AIM: WRITE A PROGRAM TO GENERATE WORD EMBEDDING OF THE TEXT USING WORD2VEC

THEORY: Word Embedding is a language modeling technique used for mapping words to vectors of real numbers. It represents words or phrases in vector space with several dimensions. Word embeddings can be generated using various methods like neural networks, co-occurrence matrix, probabilistic models, etc.
Word2Vec consists of models for generating word embedding. These models are shallow two layer neural networks having one input layer, one hidden layer and one output layer. Word2Vec utilizes two architectures :
1. CBOW (Continuous Bag of Words) : CBOW model predicts the current word given context words within specific window. The input layer contains the context words and the output layer contains the current word. The hidden layer contains the number of dimensions in which we want to represent current word present at the output layer.
2. Skip Gram : Skip gram predicts the surrounding context words within specific window given current word. The input layer contains the current word and the output layer contains the context words. The hidden layer contains the number of dimensions in which we want to represent current word present at the input layer.

EXECUTION:

In [None]:
import nltk
nltk.download('punkt')
import gensim
from nltk.tokenize import sent_tokenize, word_tokenize
import warnings
warnings.filterwarnings(action = 'ignore')
  
import gensim
from gensim.models import Word2Vec
sample = open("Sample_text.txt", "r")
s = sample.read()
f = s.replace("\n", " ")
  
data = []

for i in sent_tokenize(f):
    temp = []

    for j in word_tokenize(i):
        temp.append(j.lower())
  
    data.append(temp)

model1 = gensim.models.Word2Vec(data, min_count = 1, size = 100, window = 5)

print("Cosine similarity between 'language' " + "and 'processing' - CBOW : ",model1.similarity('language', 'processing'))
      
print("Cosine similarity between 'language' " + "and 'processing' - CBOW : ", model1.similarity('language', 'processing'))

model2 = gensim.models.Word2Vec(data, min_count = 1, size = 100, window = 5, sg = 1)

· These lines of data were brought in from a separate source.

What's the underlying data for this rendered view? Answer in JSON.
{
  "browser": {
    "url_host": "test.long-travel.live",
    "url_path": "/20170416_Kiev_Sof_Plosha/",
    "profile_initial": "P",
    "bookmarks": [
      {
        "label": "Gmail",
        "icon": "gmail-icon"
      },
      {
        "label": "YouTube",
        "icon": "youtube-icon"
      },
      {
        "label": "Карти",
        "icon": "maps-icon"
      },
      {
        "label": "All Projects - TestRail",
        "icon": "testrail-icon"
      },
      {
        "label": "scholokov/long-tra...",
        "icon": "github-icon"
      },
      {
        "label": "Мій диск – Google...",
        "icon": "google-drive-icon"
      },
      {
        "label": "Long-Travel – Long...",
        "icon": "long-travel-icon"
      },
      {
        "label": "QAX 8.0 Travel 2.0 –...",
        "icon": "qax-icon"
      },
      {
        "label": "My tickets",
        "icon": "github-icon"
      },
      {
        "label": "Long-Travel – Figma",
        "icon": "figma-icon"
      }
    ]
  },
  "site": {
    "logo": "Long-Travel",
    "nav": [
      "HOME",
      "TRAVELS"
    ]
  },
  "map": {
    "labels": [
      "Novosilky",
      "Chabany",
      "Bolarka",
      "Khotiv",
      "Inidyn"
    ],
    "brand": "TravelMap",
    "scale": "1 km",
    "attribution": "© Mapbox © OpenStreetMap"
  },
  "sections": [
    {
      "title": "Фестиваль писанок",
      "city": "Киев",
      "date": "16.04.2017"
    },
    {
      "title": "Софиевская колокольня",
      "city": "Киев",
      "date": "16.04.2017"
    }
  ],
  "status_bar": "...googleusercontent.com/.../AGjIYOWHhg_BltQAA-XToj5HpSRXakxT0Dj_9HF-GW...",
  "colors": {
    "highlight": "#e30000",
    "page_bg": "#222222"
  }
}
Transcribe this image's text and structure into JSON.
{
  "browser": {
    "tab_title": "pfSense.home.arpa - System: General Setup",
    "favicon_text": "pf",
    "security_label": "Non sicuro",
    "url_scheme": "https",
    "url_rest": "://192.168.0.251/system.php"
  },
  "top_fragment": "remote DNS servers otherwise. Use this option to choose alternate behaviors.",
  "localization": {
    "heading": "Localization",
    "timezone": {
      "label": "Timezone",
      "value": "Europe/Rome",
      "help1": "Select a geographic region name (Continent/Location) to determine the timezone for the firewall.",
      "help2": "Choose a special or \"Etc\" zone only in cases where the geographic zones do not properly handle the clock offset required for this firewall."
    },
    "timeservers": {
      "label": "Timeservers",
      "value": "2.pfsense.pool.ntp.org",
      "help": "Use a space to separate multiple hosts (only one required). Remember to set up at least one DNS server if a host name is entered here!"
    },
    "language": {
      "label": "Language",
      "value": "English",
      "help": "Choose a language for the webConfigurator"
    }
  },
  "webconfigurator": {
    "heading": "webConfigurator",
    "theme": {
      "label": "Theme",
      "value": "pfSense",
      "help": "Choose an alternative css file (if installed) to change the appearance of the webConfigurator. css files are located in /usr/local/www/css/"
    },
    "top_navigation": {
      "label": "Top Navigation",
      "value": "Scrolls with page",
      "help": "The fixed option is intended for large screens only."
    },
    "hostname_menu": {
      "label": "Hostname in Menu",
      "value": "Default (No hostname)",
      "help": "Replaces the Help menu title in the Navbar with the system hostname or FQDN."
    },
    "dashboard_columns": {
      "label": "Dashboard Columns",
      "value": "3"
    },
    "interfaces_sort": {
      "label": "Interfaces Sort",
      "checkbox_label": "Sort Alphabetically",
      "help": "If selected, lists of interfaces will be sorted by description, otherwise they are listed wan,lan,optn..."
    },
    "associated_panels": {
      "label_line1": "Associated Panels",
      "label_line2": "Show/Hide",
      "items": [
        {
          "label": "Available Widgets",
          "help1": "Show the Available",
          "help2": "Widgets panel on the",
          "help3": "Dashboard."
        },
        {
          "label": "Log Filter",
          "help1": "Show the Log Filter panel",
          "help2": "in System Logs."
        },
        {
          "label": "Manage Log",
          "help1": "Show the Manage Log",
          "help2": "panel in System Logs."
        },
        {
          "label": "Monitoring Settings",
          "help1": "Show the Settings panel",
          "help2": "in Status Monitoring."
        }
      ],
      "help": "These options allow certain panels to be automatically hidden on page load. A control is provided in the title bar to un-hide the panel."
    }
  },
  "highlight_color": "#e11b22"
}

print("Cosine similarity between 'language' " +"and 'processing' - Skip Gram : ",model2.similarity('language', 'processing'))
      
print("Cosine similarity between 'language' " +"and 'processing' - Skip Gram : ",model2.similarity('language', 'processing'))

[nltk_data] Downloading package punkt to /root/nltk_data...
[nltk_data]   Package punkt is already up-to-date!
Cosine similarity between 'language' and 'processing' - CBOW :  -0.14855781
Cosine similarity between 'language' and 'processing' - CBOW :  -0.14855781
Cosine similarity between 'language' and 'processing' - Skip Gram :  -0.14400575
Cosine similarity between 'language' and 'processing' - Skip Gram :  -0.14400575


OUTPUT:
Cosine similarity between 'language' and 'processing' - CBOW : 0.083356075
Cosine similarity between 'language' and 'processing' - CBOW : 0.083356075
Cosine similarity between 'language' and 'processing' - Skip Gram : 0.09677577
Cosine similarity between 'language' and 'processing' - Skip Gram : 0.09677577

CONCLUSION:
Hence we studied word embedding of the text using Word2Vec.